OUTLINE OF COURSE TOPICS:

 

I.                    Functions, Graphs, and Limits

A.     Functions

B.     The graph of a function

C.     Linear functions

D.     Functional models

E.      Limits

F.      One-sided limits and continuity

II.                 Differentiation:  Basic Concepts

A.     The derivative

B.     Techniques of differentiation

C.     Product and quotient rule

D.     Higher order derivatives

E.      The chain rule

F.      Marginal analysis and approximations

G.     Implicit differentiation and related rates

 

III.               Additional Applications of the Derivative

A.     Increasing and decreasing functions; Relative Extrema

B.     Concavity and points of inflection

C.     Curve sketching

D.     Optimization

E.      Applications to business and economics

IV.              Exponential and Logarithmic Functions

A.     Exponential functions

B.     Logarithmic functions

C.     Differentiation of logarithmic and exponential functions

D.     Exponential models and applications

V.                 Integration

A.     Antidifferentiation:  The indefinite integral

B.     Integration by substitution

C.     The definite integral and the fundamental theorem of calculus

D.     Applying the definite integral; area between curves and average value

E.      Applications to business and economics

VI.              Additional Topics in Integration

A.     Integration by parts; Integral Tables

B.     Introduction to differential equations

C.     Improper integrals

D.     Numerical integration

VII.            Calculus of several variables

A.     Functions of several variables

B.     Partial derivatives

C.     Optimizing functions of two variables

D.     The method of least squares

E.      Lagrange Multipliers

F.      Double integrals

VIII.         Evaluating Limits with L’Hopital’s Rule

 

AMERICANS WITH DISABILITIES ACT POLICY: It is the policy of Northwest-Shoals Community College to comply with the Americans with Disabilities (ADA) Act.
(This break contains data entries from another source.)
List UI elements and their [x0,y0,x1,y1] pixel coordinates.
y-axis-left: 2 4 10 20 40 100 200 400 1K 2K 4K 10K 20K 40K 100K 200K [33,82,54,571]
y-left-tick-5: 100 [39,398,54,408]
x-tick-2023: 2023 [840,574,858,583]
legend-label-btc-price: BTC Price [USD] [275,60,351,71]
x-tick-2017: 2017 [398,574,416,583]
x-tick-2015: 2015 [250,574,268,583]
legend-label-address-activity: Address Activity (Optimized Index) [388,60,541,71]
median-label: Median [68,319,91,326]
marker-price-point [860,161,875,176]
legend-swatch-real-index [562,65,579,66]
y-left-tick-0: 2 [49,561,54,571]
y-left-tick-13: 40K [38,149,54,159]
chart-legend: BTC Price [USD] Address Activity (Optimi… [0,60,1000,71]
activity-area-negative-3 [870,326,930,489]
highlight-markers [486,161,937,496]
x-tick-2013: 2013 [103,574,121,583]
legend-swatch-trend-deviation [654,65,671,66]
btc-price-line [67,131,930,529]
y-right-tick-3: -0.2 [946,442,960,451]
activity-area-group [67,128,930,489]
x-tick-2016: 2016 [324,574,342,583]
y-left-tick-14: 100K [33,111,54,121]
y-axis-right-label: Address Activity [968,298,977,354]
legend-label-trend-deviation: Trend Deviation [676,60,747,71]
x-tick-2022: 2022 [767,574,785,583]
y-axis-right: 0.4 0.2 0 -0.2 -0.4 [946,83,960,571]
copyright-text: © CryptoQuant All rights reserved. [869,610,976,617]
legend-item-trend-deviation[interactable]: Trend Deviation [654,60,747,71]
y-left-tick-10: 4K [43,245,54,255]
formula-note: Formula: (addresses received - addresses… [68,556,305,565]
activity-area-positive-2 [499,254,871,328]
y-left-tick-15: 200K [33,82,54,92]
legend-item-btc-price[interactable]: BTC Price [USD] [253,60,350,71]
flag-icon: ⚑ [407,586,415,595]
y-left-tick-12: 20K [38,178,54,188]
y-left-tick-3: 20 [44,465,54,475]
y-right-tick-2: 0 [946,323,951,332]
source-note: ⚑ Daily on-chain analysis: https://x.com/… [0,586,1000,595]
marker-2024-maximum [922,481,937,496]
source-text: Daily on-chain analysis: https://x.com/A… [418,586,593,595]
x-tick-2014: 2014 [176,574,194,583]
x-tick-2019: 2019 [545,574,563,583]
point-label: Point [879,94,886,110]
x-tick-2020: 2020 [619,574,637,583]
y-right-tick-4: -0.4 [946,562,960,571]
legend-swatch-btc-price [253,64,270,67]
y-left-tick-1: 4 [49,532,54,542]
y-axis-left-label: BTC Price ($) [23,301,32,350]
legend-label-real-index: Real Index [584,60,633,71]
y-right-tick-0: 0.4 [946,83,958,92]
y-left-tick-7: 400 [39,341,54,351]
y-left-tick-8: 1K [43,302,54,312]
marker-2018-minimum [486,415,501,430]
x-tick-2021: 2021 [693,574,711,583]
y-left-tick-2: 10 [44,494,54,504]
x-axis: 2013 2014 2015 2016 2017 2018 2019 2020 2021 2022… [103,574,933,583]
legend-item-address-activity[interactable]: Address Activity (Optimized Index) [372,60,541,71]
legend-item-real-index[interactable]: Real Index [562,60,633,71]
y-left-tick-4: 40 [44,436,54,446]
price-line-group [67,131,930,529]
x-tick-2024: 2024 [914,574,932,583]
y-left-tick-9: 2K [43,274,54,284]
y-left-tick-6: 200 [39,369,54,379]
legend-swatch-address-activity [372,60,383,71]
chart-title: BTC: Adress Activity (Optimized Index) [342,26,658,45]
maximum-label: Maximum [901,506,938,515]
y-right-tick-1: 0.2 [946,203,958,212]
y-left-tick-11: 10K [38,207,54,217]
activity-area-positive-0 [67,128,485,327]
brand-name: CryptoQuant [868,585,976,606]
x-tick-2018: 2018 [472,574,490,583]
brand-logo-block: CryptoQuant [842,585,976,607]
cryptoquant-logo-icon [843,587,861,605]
Any student covered under this act needing and desiring reasonable accommodations for this class should notify Linda Waide at 331-5321. See NWSCC catalog for additional details.

 

ATTENDANCE POLICY: Because class attendance is considered to be essential to the accomplishment of course objectives, excessive absences are discouraged. At no time should a student miss more than 20% of the class meetings for a course. These absences also include any absences accrued during late registration. Failure to adhere to the 20% policy may result in a failing grade based on academic performance. Students should discuss with the instructor what is considered “excessive” for a particular course. Any variation of this policy must be approved through the Chief Instructional Officer. A student who is absent due to required participation in a school activity must be allowed to make up work, according to guidelines issued by individual instructors.

 

 

WITHDRAWAL POLICY:  A student who is unable to complete a course is expected to withdraw from that course by the end of 60% of class meetings.  A student who withdraws by the date published in the schedule will receive a grade of “W” for the course.  This withdrawal is done only by student request.  The grade of “W” is allowed regardless of the student’s grades to the point of withdrawal. 

 

After the designated date of class withdrawal, the approval of the Chief Instructional Officer is required prior to allowing a student to withdraw. The determination of “WP” (withdrawal passing) or “WF” (withdrawal failing) will be made by the instructor for the course and is based on the student’s grades to the point of withdrawal.